Clarice hadn’t wanted to believe that it was over for her, but time had proved her teacher right. All those years of work, both hers and
Mrs. Olavsky’s, had been wasted. Though she tried not to, Clarice thought of the career she had thrown away whenever she suffered through a sloppy, poorly phrased performance from one of her weaker students. And she mourned that lost life even more keenly each time she watched one of her especially gifted pupils escape Plainview for a fine conservatory, leaving her behind to ruminate over her missed opportunities.

Beatrice said, “You know, I often wonder what would have happened if you’d gone ahead and made those records.”

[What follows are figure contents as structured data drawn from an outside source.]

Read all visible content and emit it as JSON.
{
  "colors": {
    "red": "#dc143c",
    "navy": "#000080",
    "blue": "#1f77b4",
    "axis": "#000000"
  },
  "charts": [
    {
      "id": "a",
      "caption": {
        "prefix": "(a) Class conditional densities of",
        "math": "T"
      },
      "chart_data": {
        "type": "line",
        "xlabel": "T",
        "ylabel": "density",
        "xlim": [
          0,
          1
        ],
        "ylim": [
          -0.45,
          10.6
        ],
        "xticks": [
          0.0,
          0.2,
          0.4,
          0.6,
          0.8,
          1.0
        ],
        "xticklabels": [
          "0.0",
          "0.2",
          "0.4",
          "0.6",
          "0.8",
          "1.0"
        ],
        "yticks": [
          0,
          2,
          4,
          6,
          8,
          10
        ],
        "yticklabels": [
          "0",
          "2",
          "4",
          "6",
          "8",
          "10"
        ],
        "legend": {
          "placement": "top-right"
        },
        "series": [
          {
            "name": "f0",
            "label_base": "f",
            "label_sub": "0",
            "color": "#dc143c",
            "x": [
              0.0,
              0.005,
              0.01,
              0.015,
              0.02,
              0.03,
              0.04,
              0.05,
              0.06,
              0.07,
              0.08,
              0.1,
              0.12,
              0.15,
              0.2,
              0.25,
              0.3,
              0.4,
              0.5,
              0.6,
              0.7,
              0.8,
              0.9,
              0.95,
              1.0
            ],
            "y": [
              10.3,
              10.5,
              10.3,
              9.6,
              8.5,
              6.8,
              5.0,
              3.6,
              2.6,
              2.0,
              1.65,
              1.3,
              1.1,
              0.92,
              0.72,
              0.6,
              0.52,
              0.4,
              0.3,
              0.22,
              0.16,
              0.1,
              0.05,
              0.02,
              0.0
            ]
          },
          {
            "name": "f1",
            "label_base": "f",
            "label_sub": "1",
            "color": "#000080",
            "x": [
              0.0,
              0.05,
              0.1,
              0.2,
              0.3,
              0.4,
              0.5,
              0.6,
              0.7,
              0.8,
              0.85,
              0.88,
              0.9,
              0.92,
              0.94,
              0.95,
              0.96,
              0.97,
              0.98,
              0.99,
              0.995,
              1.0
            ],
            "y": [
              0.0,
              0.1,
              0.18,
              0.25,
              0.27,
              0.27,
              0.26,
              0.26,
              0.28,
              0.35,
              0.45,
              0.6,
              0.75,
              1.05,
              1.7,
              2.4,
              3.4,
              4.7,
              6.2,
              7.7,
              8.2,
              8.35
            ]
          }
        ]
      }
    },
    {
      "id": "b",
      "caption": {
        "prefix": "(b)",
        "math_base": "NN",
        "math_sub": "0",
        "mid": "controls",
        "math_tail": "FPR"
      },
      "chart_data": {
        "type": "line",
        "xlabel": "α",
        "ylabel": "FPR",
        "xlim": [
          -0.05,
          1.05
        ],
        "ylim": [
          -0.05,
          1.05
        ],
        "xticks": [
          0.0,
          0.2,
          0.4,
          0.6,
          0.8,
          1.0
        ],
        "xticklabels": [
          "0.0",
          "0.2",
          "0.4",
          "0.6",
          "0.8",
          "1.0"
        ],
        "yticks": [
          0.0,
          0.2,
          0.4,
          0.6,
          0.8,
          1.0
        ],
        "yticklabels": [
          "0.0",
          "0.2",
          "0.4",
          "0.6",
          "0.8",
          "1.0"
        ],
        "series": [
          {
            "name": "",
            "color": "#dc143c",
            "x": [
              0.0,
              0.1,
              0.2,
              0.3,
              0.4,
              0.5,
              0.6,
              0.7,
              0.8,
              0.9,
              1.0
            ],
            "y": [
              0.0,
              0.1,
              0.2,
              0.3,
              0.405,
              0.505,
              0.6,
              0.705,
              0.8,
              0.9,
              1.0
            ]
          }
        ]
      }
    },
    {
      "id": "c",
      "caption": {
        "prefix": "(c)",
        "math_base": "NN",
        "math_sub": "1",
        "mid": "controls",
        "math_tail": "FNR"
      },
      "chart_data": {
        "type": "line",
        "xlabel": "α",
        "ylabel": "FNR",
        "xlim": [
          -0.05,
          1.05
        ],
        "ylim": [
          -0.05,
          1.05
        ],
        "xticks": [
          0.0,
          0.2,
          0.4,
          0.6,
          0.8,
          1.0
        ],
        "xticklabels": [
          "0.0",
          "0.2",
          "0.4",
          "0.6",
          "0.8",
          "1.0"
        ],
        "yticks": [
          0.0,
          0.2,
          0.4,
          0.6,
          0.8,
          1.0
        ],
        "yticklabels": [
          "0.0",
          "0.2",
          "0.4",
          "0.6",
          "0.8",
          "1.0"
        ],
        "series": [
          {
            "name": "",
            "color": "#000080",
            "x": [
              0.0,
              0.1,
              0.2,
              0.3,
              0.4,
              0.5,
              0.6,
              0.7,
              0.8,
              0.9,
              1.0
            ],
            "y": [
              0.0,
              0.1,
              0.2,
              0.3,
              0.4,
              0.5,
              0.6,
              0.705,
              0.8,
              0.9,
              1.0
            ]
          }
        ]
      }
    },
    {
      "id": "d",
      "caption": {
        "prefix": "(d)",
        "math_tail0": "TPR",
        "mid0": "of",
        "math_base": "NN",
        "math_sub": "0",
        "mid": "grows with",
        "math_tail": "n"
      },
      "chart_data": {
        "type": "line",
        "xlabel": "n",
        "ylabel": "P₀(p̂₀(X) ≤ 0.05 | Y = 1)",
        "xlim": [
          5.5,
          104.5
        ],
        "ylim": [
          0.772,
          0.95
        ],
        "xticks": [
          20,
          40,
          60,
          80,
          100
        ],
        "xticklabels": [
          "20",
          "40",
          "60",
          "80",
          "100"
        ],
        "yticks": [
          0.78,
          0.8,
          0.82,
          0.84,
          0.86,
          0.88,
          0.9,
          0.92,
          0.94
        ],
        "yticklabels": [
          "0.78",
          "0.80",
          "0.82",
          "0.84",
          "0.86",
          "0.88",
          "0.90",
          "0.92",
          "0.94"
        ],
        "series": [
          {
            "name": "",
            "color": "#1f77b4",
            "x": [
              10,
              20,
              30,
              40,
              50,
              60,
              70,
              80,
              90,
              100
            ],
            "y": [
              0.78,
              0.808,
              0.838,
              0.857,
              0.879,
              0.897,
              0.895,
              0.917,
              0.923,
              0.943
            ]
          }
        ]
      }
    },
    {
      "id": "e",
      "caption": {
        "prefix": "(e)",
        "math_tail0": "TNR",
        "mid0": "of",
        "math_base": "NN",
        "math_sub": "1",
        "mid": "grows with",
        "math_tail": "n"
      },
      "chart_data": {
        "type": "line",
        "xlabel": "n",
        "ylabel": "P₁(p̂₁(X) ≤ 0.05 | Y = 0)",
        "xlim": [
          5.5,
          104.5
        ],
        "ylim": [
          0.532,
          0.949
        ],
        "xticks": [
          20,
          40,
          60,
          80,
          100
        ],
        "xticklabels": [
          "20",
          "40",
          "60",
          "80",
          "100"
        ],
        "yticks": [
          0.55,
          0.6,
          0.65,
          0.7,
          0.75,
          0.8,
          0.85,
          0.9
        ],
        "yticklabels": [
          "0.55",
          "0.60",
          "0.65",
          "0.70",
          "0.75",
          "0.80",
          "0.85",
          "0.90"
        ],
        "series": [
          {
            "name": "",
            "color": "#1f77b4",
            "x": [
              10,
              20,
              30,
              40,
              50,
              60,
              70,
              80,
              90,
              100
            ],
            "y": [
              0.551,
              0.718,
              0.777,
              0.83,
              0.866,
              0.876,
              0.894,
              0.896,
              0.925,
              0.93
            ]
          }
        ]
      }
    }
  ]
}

“I haven’t given it a thought in years,” Clarice said. That was only half a lie because there
had
been years, mostly when the kids were young, when she hardly ever thought about having passed up her big chance. But now it was on her mind during each one of those nights when she sat up playing the piano. Lately, as she charged through the angriest Beethoven passages, she found herself wondering what would have happened if she had been stronger or braver and walked away from Richmond when she’d had the opportunity. But then there wouldn’t have been the children, and what would her life have been without them? She stirred the grits in the saucepan and tried to think of Christmas shopping.